Hello, dear readers! 👋
In this issue, among other things:
Thoughtful and grounded criticism of Liquid Glass, Apple's new style
How the hamburger menu became the standard
Why limitations help you think deeper and more productively
Why AI won't replace us, and design won't die
A great playlist on linear algebra
New free online Anthropic course
…and much more!
Enjoy reading!
🗞 News and articles
The Hamburger-Menu Icon Today: Is it Recognizable?
NNGroup conducted a study on the convenience and recognizability of the hamburger menu and gave recommendations on its design.
In ten years, the hamburger icon has evolved from a controversial solution to a full-fledged standard.
Fewer Ideas: An Unconventional Approach To Creativity
Eric Olive explained why standard methods for finding solutions, like brainstorming or idea lists, don't work. Instead of trying to come up with as many as possible, he suggests focusing on a smaller but more meaningful number of solutions.
In the article, Eric analyzed three practical approaches and gave real-life examples from history to show how limitations and focus help you think deeper and more productively.
Hardik Pandya shared a thoughtful and informed critique of Apple's new visual interface style, which the company presented at WWDC25.
He recalled that Apple's design has always relied on "first principles": physics, metaphors, and UX patterns. Their design has always felt not just beautiful, but believable and appropriate. For example, skeuomorphism helped people navigate the first iPhones using metaphors, while flat design focused on clarity, readability, and lightness.

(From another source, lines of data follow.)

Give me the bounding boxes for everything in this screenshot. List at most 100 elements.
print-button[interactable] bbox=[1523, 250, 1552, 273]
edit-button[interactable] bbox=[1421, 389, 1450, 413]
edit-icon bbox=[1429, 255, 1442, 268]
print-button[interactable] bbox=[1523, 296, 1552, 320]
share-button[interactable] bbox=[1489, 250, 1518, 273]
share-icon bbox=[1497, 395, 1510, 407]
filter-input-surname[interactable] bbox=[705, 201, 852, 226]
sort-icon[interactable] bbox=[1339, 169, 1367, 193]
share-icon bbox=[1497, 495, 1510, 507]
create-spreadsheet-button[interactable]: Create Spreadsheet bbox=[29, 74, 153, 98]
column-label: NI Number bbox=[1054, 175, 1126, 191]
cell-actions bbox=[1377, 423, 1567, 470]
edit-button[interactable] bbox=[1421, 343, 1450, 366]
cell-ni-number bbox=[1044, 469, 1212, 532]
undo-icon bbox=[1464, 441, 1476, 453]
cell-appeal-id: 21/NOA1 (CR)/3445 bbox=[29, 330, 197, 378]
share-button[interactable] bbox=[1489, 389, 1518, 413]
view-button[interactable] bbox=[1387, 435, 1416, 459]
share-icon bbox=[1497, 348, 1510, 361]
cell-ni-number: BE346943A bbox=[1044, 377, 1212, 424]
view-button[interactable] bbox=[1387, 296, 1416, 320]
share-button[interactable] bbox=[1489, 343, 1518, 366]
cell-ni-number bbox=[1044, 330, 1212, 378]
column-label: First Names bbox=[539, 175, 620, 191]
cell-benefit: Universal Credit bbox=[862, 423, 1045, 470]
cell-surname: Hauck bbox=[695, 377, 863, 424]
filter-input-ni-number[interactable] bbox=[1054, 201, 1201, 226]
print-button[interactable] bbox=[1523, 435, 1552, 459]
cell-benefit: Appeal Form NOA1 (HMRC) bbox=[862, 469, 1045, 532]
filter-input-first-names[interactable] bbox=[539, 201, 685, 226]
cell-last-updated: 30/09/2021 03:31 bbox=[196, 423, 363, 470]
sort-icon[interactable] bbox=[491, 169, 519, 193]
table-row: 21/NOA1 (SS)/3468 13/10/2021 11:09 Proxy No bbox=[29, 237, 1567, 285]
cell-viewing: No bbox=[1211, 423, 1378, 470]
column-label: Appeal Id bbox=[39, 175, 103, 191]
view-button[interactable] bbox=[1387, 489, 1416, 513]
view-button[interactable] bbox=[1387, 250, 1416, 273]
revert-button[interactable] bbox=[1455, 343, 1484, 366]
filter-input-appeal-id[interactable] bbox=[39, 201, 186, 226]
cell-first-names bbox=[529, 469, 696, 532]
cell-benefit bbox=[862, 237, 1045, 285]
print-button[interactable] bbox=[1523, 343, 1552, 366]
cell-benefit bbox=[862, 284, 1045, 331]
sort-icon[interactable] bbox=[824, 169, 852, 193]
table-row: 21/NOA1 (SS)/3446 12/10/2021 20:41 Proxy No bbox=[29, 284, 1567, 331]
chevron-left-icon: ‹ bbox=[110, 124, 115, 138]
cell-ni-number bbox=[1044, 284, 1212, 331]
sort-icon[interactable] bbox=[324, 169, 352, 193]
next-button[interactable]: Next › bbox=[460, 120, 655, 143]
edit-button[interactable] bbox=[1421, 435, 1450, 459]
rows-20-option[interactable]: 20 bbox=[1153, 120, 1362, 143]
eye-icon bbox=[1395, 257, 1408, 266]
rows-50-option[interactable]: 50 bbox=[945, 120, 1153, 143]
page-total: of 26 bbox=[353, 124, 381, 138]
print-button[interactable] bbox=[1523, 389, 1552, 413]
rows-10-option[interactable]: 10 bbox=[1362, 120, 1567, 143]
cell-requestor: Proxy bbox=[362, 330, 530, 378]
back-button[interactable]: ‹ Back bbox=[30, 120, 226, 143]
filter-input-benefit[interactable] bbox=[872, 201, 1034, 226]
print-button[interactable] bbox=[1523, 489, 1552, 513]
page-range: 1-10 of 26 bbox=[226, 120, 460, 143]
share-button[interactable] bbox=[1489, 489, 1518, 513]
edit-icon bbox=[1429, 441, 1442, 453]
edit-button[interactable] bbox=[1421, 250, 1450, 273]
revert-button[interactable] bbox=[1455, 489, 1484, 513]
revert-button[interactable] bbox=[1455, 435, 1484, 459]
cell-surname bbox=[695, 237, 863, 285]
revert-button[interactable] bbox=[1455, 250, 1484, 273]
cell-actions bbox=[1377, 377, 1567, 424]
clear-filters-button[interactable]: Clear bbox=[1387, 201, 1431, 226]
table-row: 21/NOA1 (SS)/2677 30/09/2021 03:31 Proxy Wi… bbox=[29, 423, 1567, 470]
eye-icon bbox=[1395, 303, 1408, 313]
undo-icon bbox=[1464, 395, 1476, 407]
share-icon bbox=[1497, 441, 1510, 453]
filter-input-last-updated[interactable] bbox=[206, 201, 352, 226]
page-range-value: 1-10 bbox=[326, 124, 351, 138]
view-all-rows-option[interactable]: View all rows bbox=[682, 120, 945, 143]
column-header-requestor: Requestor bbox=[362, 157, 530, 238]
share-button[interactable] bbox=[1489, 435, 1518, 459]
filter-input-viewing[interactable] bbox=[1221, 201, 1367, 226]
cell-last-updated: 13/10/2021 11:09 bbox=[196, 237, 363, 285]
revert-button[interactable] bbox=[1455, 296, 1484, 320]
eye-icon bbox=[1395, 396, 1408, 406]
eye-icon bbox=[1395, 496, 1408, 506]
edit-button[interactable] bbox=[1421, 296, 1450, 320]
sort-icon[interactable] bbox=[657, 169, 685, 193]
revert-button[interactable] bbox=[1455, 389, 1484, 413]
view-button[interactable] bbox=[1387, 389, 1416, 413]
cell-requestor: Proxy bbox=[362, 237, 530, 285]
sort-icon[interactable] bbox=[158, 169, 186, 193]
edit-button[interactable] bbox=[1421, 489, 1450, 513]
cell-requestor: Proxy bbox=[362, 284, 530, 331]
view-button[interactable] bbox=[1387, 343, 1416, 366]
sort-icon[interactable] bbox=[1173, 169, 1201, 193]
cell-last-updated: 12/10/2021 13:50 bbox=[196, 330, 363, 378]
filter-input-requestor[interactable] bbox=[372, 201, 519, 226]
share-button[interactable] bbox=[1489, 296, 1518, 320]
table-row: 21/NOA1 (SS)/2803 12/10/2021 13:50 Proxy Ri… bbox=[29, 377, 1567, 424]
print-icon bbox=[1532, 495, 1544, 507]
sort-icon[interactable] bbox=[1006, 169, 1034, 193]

Hardik claims that in the case of Liquid Glass, this tradition has failed. For example, according to the company, the "glass" design brings the content closer to the user, but this metaphor works exactly the opposite. In the real world, glass is almost always an obstacle (showcase, aquarium, glasses, window), so the contents of the phone now seem detached.
The main thoughts from the article:
Liquid Glass creates a visual barrier where it wasn't there before
The redesign was carried out for the sake of consistency with VisionOS. This suggests that the unity of the design has become more important than the convenience of interacting with it.
The technical performance of Liquid Glass is really impressive, but it does not add functional value.
The introduction of a new style will require significant costs on the part of designers and developers, but in return they will not receive any benefit.
Over time, the new style can be refined, and it will become more convenient and familiar.
Field Notes From Shipping Real Code With Claude
The author shares his experience of vibe coding using the example of working with Claude. He identifies three types of collaboration with AI:
Playground Mode is suitable for experimentation and saves a lot of time. It's enough to describe the idea, and Claude will write the code himself so that you get a raw prototype.
Pair Programming is ideal if the project is created for real users, not for testing ideas, and it contains no more than five thousand lines of code. In this mode, the AI needs to be checked and guided by making a cheat sheet for it — CLAUDE.md . Any rules and commands that the AI is guided by are added here.
The Production/Monorepo Scale is suitable for large code bases, existing systems where every mistake can be fatal. Vibe coding needs to be applied very carefully and iteratively here, limiting AI at every step.
The main thoughts from the article:
The most important thing in vibe coding is code testing. It cannot be trusted by the AI, because it may miss a critical issue. Also, AI should not touch database migrations, security-critical code, API if different versions of it are not saved, and product settings.
Don't save tokens by reducing the context. It's like trying to save money on gasoline by filling the tank only half full and making more trips to the gas station because of it. Instead, it is better to give the AI not a minimal, but an exhaustive context.
One task is one session of dialogue with an AI. Otherwise, the AI will get confused in the answers.
The author explains how models learn and examines the three main stages of learning.
Pre-school without a teacher. The model reads huge texts, such as books or code, and learns to predict the next word.
Fine tuning. They use examples of the "perfect answer question", among which there are biased and formulaic ones. For example, Figma used untested projects from free access to train its model. Therefore, Figma AI can produce template results. When AI is trained by experienced designers on proven projects, the quality of the generated design will improve.
Learning with human feedback. The model generates response options, and people rank them. Based on the estimates, a "reward model" is built, which is a guideline for the main model.
The AI's responses are evaluated by people with their own biases, which strongly influences its behavior. This is important for those who design AI products, such as a chatbot on a website. In addition to the product team, AI responses should also be evaluated by real users.
Unlike search engines, a AI generates a response based on statistical information that it has learned during training. The model selects words based on the principle of probability, rather than extracting an answer from an existing database. Hence the so-called "hallucinations" of the models.